Butler Adds Mental Training

October 4, 2017

Butler University has incorporated mental training into its lineup for student-athletes. The athletic department brings in two sports psychologists to work with athletes off the field.

“It was initiated by our athletic administration,” Ryan Galloy, director of sports medicine at Butler University, told The Butler Collegian. “Things are a lot different in Butler athletics than they were in 2006. We are always looking for the next best things we can do for our student athletes and mental health is a big initiative by the NCAA and we want to be in line with that as an athletic department.”

The two sports psychologists typically schedule appointments on campus once a week to work with student-athletes. They focus mostly on journaling and visualizing to help both on and off the field.

“There are many stressors and pressures that come along with being a student-athlete,” Dr. Kacey Oiness, sport and performance psychologist at St. Vincent Sports Performance, told The Butler Collegian in an email. “And it is hard, if not impossible, to meet all the demands if athletes are not in a mentally healthy place. Just as athletes focus on building physical strength and maintaining physical health, our goal is to do the same on the mental side: assist in building mental strength/’muscle’ in order to assist them in being able to achieve their peak performance athletically and academically.”
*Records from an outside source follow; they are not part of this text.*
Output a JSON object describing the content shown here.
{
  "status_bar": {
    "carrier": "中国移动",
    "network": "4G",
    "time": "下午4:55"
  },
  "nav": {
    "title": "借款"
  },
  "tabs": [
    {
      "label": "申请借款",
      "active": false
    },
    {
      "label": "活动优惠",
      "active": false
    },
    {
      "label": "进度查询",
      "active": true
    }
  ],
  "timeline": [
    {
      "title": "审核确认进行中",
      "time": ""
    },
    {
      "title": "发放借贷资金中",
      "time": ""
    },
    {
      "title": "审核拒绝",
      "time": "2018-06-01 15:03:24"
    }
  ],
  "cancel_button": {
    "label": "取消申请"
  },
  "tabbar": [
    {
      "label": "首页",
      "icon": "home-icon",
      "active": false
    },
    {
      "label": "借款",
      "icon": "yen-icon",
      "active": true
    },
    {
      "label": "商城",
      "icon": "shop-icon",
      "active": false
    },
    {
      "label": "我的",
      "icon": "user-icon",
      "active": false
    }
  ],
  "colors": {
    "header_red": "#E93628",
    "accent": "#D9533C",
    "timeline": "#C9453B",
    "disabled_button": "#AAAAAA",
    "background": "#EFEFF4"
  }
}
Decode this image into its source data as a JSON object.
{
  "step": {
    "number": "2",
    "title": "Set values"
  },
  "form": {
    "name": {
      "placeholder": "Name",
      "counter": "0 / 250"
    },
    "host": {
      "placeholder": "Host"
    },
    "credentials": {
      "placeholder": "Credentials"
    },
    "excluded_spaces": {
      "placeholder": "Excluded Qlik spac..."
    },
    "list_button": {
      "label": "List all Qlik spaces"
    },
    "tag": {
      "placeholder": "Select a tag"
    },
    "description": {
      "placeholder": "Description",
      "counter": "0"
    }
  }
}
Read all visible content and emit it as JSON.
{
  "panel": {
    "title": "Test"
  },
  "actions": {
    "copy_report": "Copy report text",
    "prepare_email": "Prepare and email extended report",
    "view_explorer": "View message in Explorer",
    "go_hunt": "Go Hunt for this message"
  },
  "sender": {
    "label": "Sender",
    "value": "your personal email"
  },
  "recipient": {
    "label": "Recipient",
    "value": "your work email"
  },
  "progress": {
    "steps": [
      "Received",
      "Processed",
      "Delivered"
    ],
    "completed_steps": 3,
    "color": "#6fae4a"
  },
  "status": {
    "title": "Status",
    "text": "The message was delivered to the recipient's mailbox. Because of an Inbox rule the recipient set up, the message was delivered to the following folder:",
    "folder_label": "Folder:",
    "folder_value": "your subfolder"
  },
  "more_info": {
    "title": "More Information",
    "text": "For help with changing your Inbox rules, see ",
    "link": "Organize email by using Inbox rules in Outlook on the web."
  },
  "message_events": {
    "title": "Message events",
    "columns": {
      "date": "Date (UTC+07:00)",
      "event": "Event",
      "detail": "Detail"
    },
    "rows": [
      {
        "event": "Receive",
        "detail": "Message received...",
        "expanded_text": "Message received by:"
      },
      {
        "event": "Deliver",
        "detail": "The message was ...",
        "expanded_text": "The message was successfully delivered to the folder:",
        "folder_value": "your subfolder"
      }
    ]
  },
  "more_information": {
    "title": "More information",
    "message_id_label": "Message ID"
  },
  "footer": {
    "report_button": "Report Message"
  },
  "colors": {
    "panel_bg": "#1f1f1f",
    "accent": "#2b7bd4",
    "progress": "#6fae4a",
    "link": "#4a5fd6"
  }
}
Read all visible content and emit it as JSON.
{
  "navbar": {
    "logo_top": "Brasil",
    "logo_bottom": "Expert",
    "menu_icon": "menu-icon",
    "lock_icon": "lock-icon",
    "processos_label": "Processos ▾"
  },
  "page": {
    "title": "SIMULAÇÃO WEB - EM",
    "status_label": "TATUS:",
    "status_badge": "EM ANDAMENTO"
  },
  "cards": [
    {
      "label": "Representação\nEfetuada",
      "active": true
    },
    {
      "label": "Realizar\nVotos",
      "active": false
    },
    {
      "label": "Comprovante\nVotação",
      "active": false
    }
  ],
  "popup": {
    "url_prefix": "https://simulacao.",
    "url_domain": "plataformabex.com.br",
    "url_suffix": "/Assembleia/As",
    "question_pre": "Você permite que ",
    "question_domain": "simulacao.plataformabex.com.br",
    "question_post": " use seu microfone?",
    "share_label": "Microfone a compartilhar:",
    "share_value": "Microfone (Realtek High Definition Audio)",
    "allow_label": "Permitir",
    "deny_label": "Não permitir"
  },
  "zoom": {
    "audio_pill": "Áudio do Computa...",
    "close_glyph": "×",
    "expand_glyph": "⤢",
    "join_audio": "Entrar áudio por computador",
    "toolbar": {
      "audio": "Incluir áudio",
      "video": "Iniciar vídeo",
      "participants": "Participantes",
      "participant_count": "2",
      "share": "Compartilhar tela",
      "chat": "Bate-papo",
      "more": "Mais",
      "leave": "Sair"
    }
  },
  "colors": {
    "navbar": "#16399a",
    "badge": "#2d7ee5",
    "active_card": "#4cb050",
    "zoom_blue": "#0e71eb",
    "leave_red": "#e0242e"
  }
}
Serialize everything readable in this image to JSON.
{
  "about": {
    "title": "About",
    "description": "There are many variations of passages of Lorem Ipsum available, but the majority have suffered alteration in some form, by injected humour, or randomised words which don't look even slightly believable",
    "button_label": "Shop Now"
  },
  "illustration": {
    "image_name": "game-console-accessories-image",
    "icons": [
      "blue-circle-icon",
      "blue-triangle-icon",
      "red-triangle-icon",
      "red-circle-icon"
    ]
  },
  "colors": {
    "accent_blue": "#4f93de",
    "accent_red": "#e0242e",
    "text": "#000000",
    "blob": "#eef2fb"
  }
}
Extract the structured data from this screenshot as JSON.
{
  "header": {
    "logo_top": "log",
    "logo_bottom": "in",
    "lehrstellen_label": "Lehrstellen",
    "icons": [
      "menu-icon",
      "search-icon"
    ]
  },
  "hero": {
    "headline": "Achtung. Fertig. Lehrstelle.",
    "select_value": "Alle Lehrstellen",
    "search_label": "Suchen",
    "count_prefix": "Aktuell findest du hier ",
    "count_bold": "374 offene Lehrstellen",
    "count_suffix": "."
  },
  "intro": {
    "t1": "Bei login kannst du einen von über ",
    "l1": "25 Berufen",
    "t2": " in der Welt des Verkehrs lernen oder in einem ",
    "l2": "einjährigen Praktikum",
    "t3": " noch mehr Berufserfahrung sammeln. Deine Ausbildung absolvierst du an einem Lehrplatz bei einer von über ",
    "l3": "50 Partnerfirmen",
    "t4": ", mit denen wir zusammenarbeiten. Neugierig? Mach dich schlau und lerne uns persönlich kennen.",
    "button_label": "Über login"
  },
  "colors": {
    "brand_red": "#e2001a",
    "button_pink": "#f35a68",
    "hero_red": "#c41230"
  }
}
This translates to reflecting on thoughts in a journal to put the day in a positive light, and spending 15 minutes each day “putting thoughts into a shoe box.” This is paired with focusing on breathing and visualization exercises that bring the action of the game to mind.

“I wanted to see how I could get better mentally,” Joey Lindstrom, a redshirt freshman quarterback, told The Butler Collegian. “Sports are 90 percent mental, the four inches between your ears is the biggest part of your game. I wanted a way to get internally focused with myself so I could become a better athlete.”